John Presper Eckert, a computer pioneer, was born April 9, 1919 in Philadelphia and died June 3, 1995 in Bryn Mawr, Pennsylvania.

Together with John W. Mauchly he constructed the ENIAC, sometimes considered the first electronic digital computer, from 1941-1945 (but see John Vincent Atanasoff and Atanasoff-Berry Computer for conflicting claims). Mauchly concentrated on the overall design while Eckert constructed the electronic circuits.

Both Eckert and Mauchly left the Moore School at the University of Pennsylvania in March 1946, mainly because of two reasons: in that year, the University of Pennsylvania adopted a new patent policy to protect the intellectual purity of the research it sponsored, which would have required Eckert and Mauchly to assign all their patents to the university had they stayed beyond March; and the conflict over widely-adopted term von Neumann architecture that ignores the developers of the ENIAC, viz. Mauchly and Eckert among others who also devised the stored-program concept when they understood the limitations of ENIAC.

Herman Lukoff credits Eckert with the idea of the stored program.) Eckert and Mauchly's agreement with the University of Pennsylvania was that Eckert and Mauchly retained the patent rights to the ENIAC but the University could license it to the government and non-profit organizations. The University wanted to change the agreement so that they would also have commercial rights to the patent.
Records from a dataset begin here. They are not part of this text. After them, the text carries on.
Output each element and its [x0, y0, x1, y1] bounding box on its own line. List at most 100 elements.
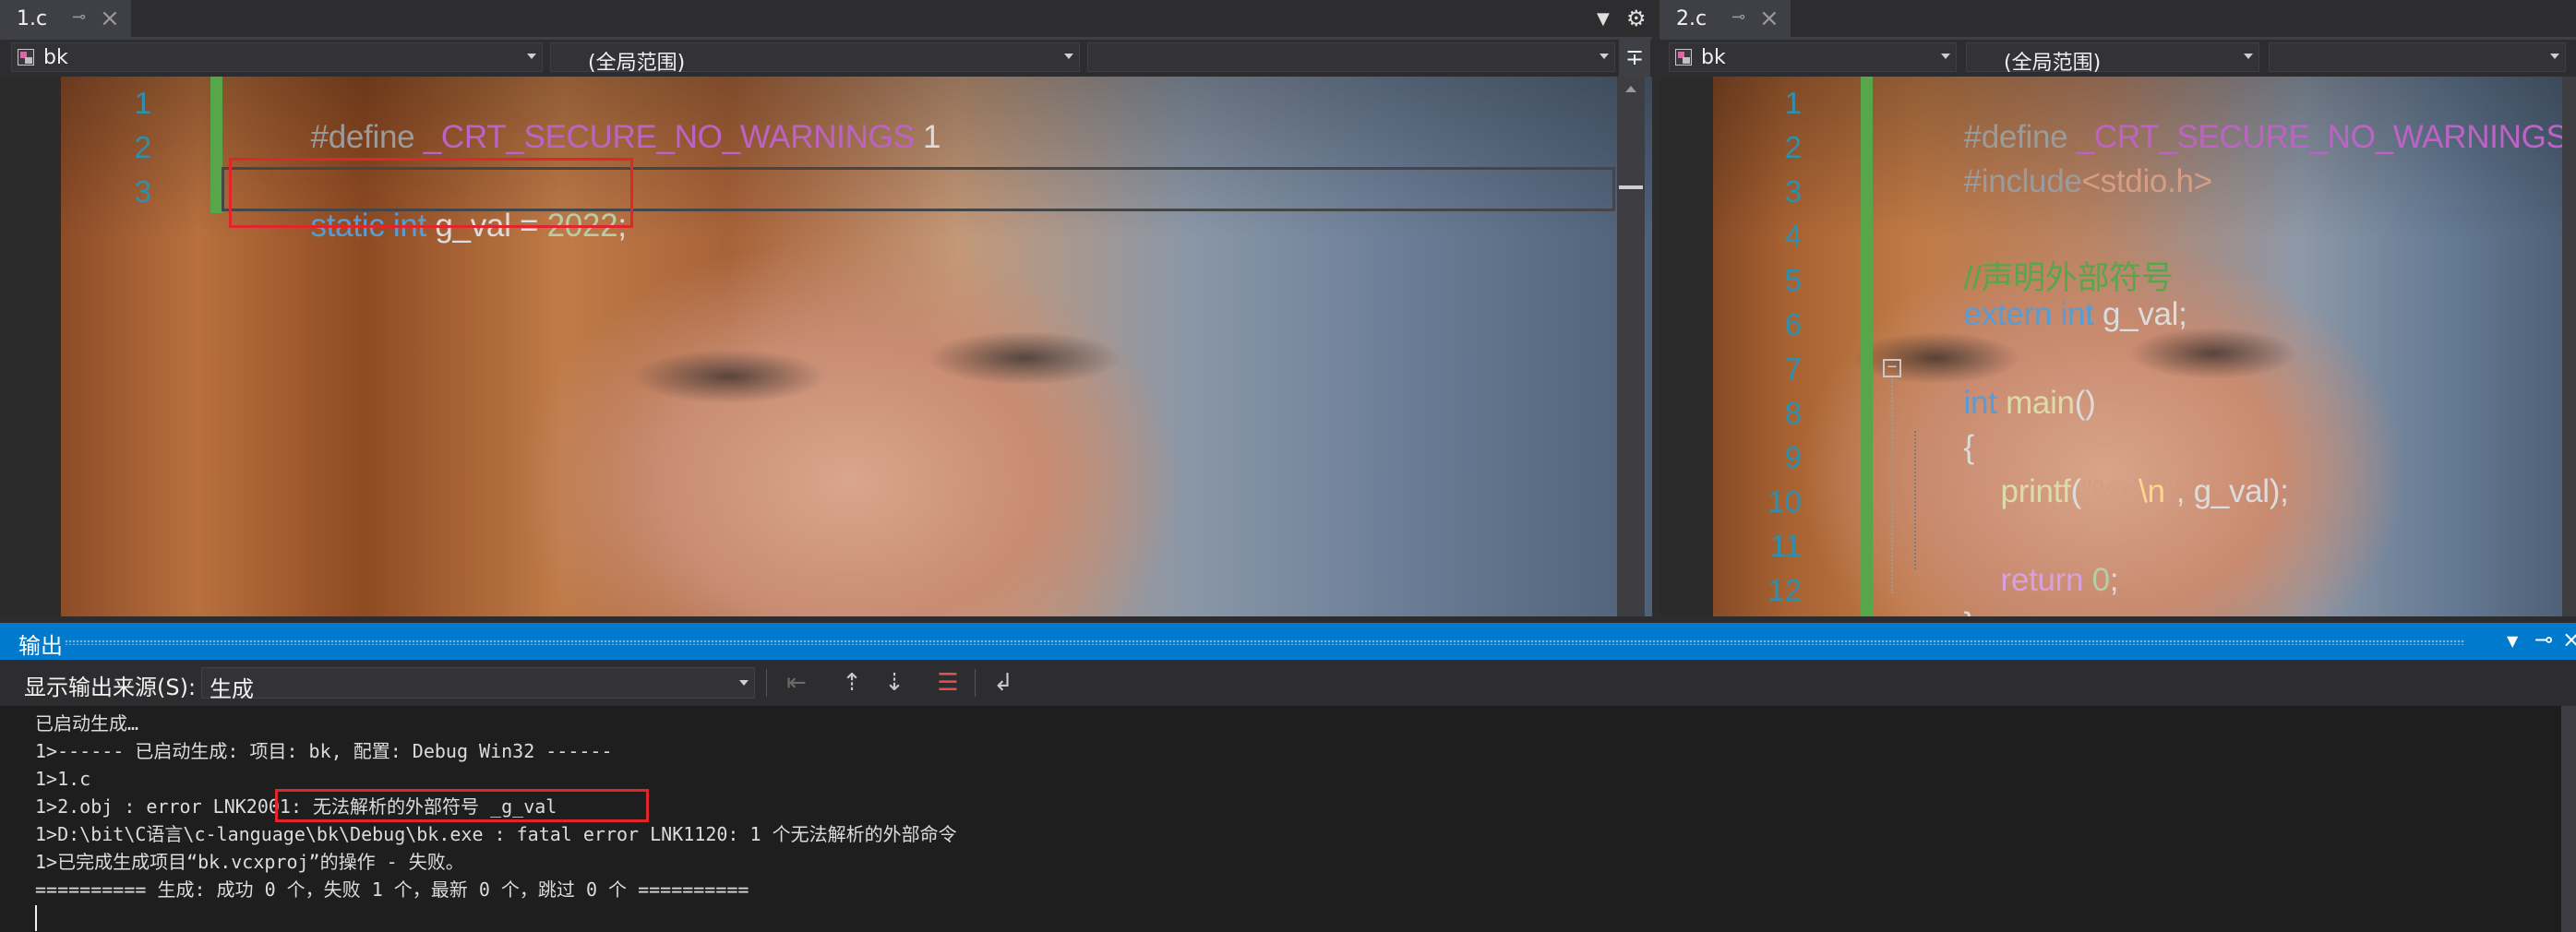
navigation-bar: bk (全局范围)	[1659, 40, 2576, 77]
pin-icon[interactable]: ⊸	[1731, 7, 1745, 27]
line-number: 6	[1784, 307, 1802, 341]
word-wrap-icon[interactable]: ↲	[988, 667, 1019, 699]
macro-name: _CRT_SECURE_NO_WARNINGS	[423, 119, 915, 155]
scope-dropdown[interactable]: (全局范围)	[1966, 42, 2259, 75]
output-panel: 输出 ▼ ⊸ × 显示输出来源(S): 生成 ⇤ ⇡ ⇣ ☰ ↲ 已启动生成… …	[0, 623, 2576, 932]
string-literal: "%d	[2080, 473, 2139, 509]
output-line: 1>D:\bit\C语言\c-language\bk\Debug\bk.exe …	[35, 823, 957, 845]
document-tab-bar: 2.c ⊸ ×	[1659, 0, 2576, 40]
escape-sequence: \n	[2139, 473, 2165, 509]
arguments: , g_val);	[2175, 473, 2289, 509]
navigation-bar: bk (全局范围) ∓	[0, 40, 1652, 77]
output-title: 输出	[18, 633, 63, 659]
clear-all-icon[interactable]: ☰	[932, 667, 964, 699]
gear-icon[interactable]: ⚙	[1626, 6, 1647, 31]
preprocessor-directive: #include	[1963, 163, 2082, 199]
close-icon[interactable]: ×	[2562, 627, 2576, 652]
line-number: 1	[1784, 86, 1802, 120]
macro-value: 1	[922, 119, 941, 155]
scope-dropdown[interactable]: (全局范围)	[550, 42, 1080, 75]
line-number: 9	[1784, 440, 1802, 474]
semicolon: ;	[2109, 562, 2119, 598]
pin-icon[interactable]: ⊸	[72, 7, 86, 27]
tab-1c[interactable]: 1.c ⊸ ×	[0, 0, 131, 37]
include-header: <stdio.h>	[2081, 163, 2213, 199]
tab-2c[interactable]: 2.c ⊸ ×	[1659, 0, 1791, 37]
line-number: 3	[1784, 174, 1802, 209]
paren: (	[2070, 473, 2082, 509]
pin-icon[interactable]: ⊸	[2534, 627, 2553, 652]
toolbar-separator	[766, 669, 767, 697]
project-icon	[1675, 49, 1692, 66]
string-literal: "	[2164, 473, 2176, 509]
output-line: 已启动生成…	[35, 712, 139, 735]
scope-value: (全局范围)	[2004, 52, 2102, 75]
toolbar-separator	[975, 669, 976, 697]
pane-splitter[interactable]	[1652, 0, 1659, 616]
number-literal: 0	[2091, 562, 2110, 598]
function-name: main	[2006, 385, 2075, 421]
change-tracking-bar	[1861, 77, 1873, 616]
next-message-icon[interactable]: ⇣	[879, 667, 910, 699]
keyword: int	[2060, 296, 2094, 332]
tab-title[interactable]: 1.c	[17, 7, 47, 30]
tab-title[interactable]: 2.c	[1676, 7, 1707, 30]
code-editor[interactable]: 1 2 3 #define _CRT_SECURE_NO_WARNINGS 1 …	[0, 77, 1652, 616]
output-source-label: 显示输出来源(S):	[24, 675, 197, 700]
go-to-line-icon[interactable]: ⇤	[781, 667, 812, 699]
keyword: extern	[1963, 296, 2053, 332]
output-title-bar[interactable]: 输出 ▼ ⊸ ×	[0, 623, 2576, 660]
vertical-scrollbar[interactable]	[2561, 706, 2576, 932]
chevron-down-icon	[527, 54, 536, 59]
line-number: 4	[1784, 219, 1802, 253]
line-number: 2	[1784, 130, 1802, 164]
line-number: 3	[134, 174, 151, 209]
keyword: return	[2000, 562, 2084, 598]
collapse-icon[interactable]: −	[1883, 359, 1901, 377]
output-source-dropdown[interactable]: 生成	[201, 667, 755, 702]
chevron-down-icon	[2244, 54, 2253, 59]
line-number: 1	[134, 86, 151, 120]
scroll-thumb[interactable]	[1619, 185, 1643, 189]
close-icon[interactable]: ×	[100, 5, 120, 32]
output-source-value: 生成	[210, 676, 254, 702]
error-highlight-box	[275, 789, 649, 822]
project-dropdown[interactable]: bk	[11, 42, 543, 72]
line-number: 11	[1769, 529, 1802, 563]
window-dropdown-icon[interactable]: ▼	[2507, 632, 2518, 650]
project-dropdown[interactable]: bk	[1669, 42, 1957, 72]
preprocessor-directive: #define	[310, 119, 415, 155]
member-dropdown[interactable]	[1087, 42, 1615, 72]
output-line: 1>已完成生成项目“bk.vcxproj”的操作 - 失败。	[35, 851, 464, 873]
split-window-button[interactable]: ∓	[1619, 40, 1650, 77]
project-icon	[18, 49, 34, 66]
scope-value: (全局范围)	[588, 52, 686, 75]
close-icon[interactable]: ×	[1759, 5, 1779, 32]
member-dropdown[interactable]	[2269, 42, 2566, 72]
output-line: 1>------ 已启动生成: 项目: bk, 配置: Debug Win32 …	[35, 740, 613, 762]
title-grip	[65, 639, 2465, 645]
project-name: bk	[1701, 46, 1726, 69]
parens: ()	[2074, 385, 2096, 421]
chevron-down-icon	[2550, 54, 2559, 59]
scroll-up-icon[interactable]	[1625, 86, 1636, 92]
text-caret	[35, 905, 37, 931]
line-number: 8	[1784, 396, 1802, 430]
editor-pane-1c: 1.c ⊸ × ▼ ⚙ bk (全局范围) ∓ 1 2 3 #define _C…	[0, 0, 1652, 616]
output-toolbar: 显示输出来源(S): 生成 ⇤ ⇡ ⇣ ☰ ↲	[0, 660, 2576, 706]
line-number: 5	[1784, 263, 1802, 297]
editor-pane-2c: 2.c ⊸ × bk (全局范围) 1 2 3 4 5 6 7 8 9 10 1…	[1659, 0, 2576, 616]
brace: }	[1964, 606, 1975, 616]
code-editor[interactable]: 1 2 3 4 5 6 7 8 9 10 11 12 #define _CRT_…	[1659, 77, 2576, 616]
highlight-box	[229, 158, 633, 228]
output-line: ========== 生成: 成功 0 个，失败 1 个，最新 0 个，跳过 0…	[35, 878, 749, 901]
fold-guide	[1891, 379, 1893, 593]
vertical-scrollbar[interactable]	[1617, 77, 1645, 616]
tab-dropdown-icon[interactable]: ▼	[1597, 9, 1610, 29]
identifier: g_val;	[2102, 296, 2187, 332]
vertical-scrollbar[interactable]	[2562, 77, 2576, 616]
chevron-down-icon	[1064, 54, 1073, 59]
chevron-down-icon	[739, 680, 749, 686]
project-name: bk	[43, 46, 68, 69]
previous-message-icon[interactable]: ⇡	[836, 667, 868, 699]
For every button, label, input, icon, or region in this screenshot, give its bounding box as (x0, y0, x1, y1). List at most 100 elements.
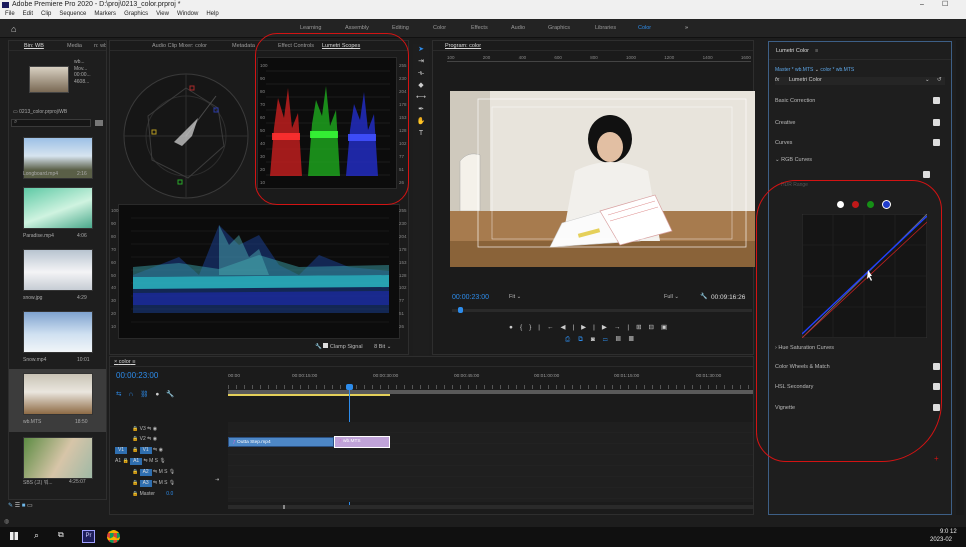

Eckert and Mauchly started up the Electronic Control Company which built the Binary Automatic Computer (BINAC). One of the major advances of this machine, which was used from August 1950, was that data was stored on magnetic tape rather than on punched cards. Electronic Control Company soon became the Eckert-Mauchly Computer Corporation and it received an order from the National Bureau of Standards to build the Universal Automatic Computer (UNIVAC). In 1950, Eckert-Mauchly Computer Corporation ran into financial troubles and was acquired by Remington Rand Corporation. The UNIVAC I was finished in December 1950.

Eckert remained with Remington Rand and became an executive within the company. He continued with Remington Rand as it merged with the Burroughs Corporation to become Unisys in 1986. In 1989, Eckert retired from Unisys but continued to act as a consultant for the company. He died of leukemia in Bryn Mawr, Pennsylvania, USA.